人間は忘れる生き物/RS野中/勉強が苦手な子のための学習塾/岐阜・岐南・笠松・ 各務原

 昨日の昼食、何を食べたか覚えていますか?夕食だと家族揃って食べることも多いでしょうから、印象に残っていて覚えているかもしれません。しかし、昼食となると、外食でもしない限り「あれ?何を食べたんだったかな?」となるような気がします。はい、僕も昨日の昼食に何を食べたのか全く覚えていません。普段、できるだけ昼食はササッと済ませてしまいたいと

思っているので、余計に印象が薄くなっているんでしょうね。美味しく食べたはずなのに、しかし全く覚えていない。

 

 これ、別に食事の話をしようとしている訳ではないんですね。それくらい人間は忘れる生き物ですよ、ということが言いたいんです。しかも、強い関心を示していないことは、30分、いや5分前のことでも忘れます。

 

 わかりやすい例を挙げてみましょうか。厳かな式典に参加しているとします。厳かな式典なので、多くの人がマジメに参加していると思います。マジメに参加しているはずの式典なのに、そこで挨拶に登場する人達の話を式典終了後までしっかりと覚えている人はとても少ないのではないでしょうか。
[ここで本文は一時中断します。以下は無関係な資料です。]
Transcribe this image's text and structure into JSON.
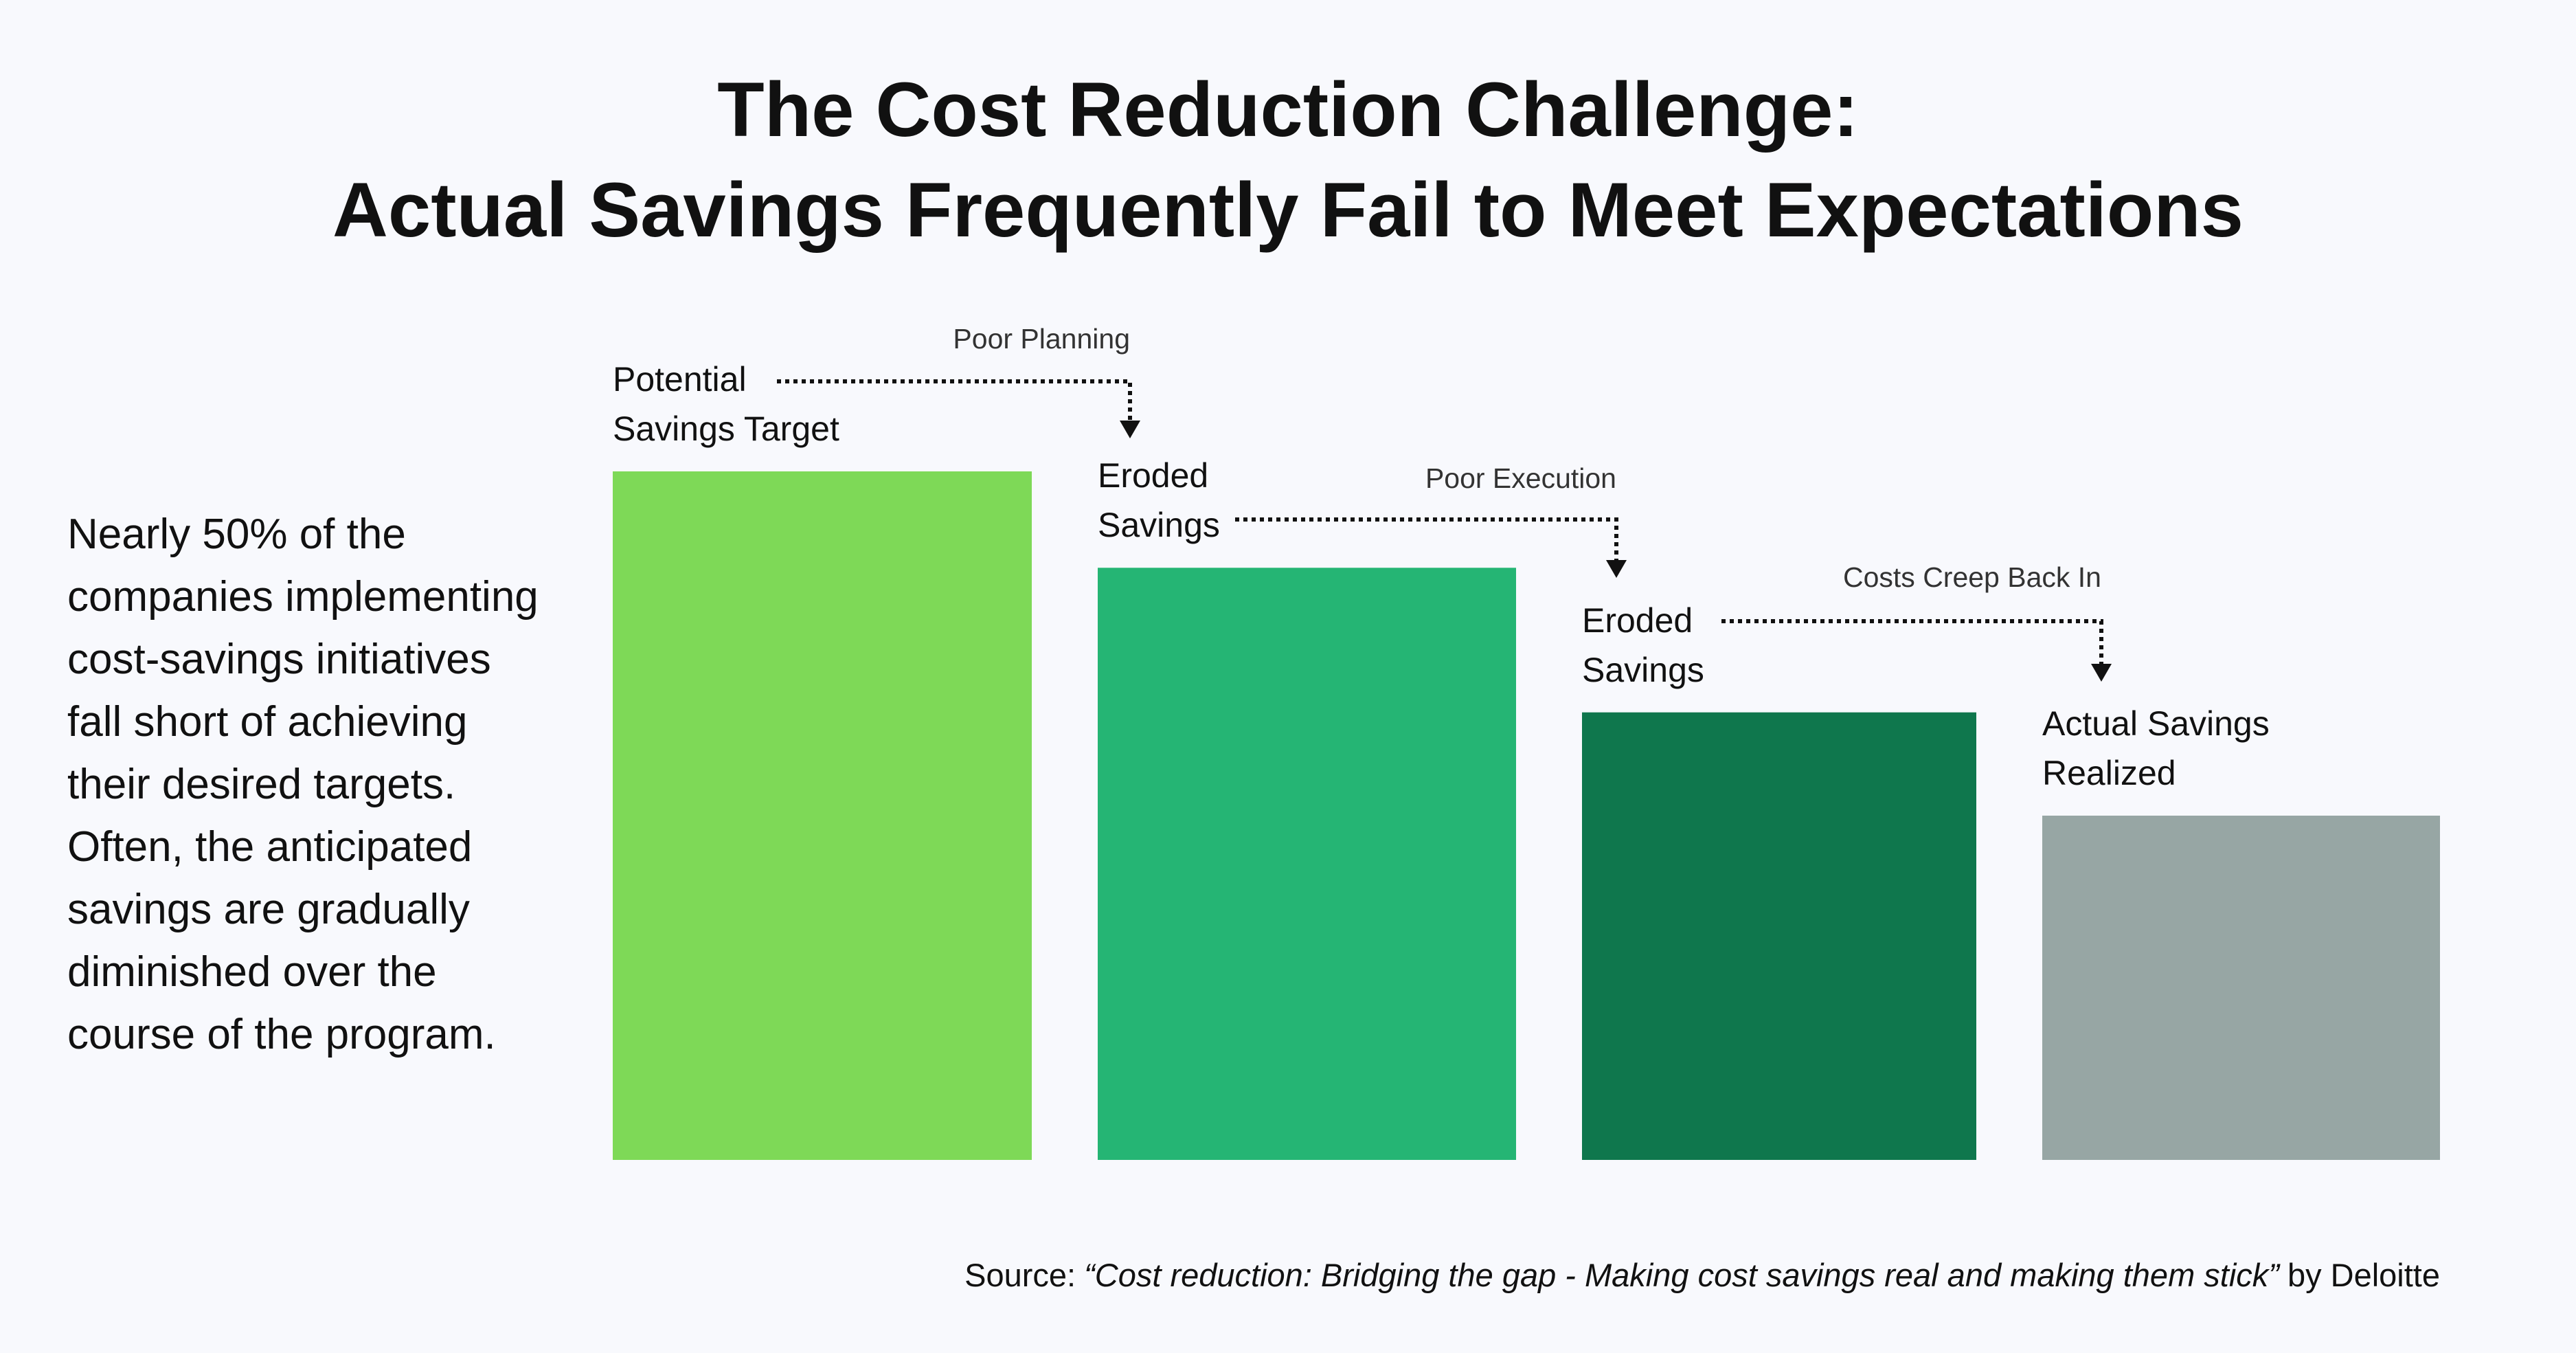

マジメに話を聞いているんですよ、多くの人が。にもかかわらず、覚えている人はとても少ない。要するに、マジメに話を聞いていてもそこに関心がなければ、自分にとって必要だという認識がなければ、僅かな時間で忘れてしまうということです。

 

 ところで、よく勉強が苦手な子は、勉強が得意な子を「あいつは頭が良いからだ」と言ったりしますが、それは違うと僕は思っています。本当に天才的な頭脳を持っているのは何万人に1人か2人のレベルの話で、なかなか簡単に巡り会うことはできません。では、両者の違いを言うとすれば「記憶に残ることをやっているかどうか」「記憶に残し、且つ知識としてすぐに取り出せる状態を作り出せているかどうか」の差なんだと思います。詳しいことはよく知りませんが、エビングハウスの忘却曲線という概念がありますね。それを勉強が得意な子が知っているかどうかは別として、彼らは絶えず忘れないように努力をしている。そうなんです、忘れるという人間の本能に抗っている、ということになりますか。

 

 僕もそうなんですが、大人になると文章入力はほとんどパソコン頼みになり、手書きで仕上げるということが本当に少なくなります。このブログももちろんそうですね。そうすると、読むことはできても書けなくなってしまう漢字が出て来ます。日常的に触れることのない漢字は、かなりの確率で忘れてしまっています。体が覚えていて、勝手に手が動いて書くこともありますが、書いた後これで本当に間違っていないかと確認することも多々ありますからね。あらゆることを絶えず忘れないようにするのは、この例から見ても簡単なことではないとわかります。だからこそ、そこで「できる」「できない」の差が生まれるとも言えますか。

 

 最後に、勉強するという観点に限ってしまうと、何故人間はこれ程までに忘れてしまうのか!と思うこともありますが、いやしかし、人間は忘れるからこそ人間だとも言えるように思います。忘れるからこそ、そこに明確な努力の差が生まれます。誰もが何でもかんでも覚えることができてしまったら、今度は努力という言葉が忘れ去られてしまいますよね?同時に、人間は忘れるからこそ、また頑張ろうって気になると思うんです。生きるモチベーションとでも言えますか。

 

 人間は忘れる生き物です。忘れるということにどう付き合っていくか、いろんな観点で考えると面白いですね。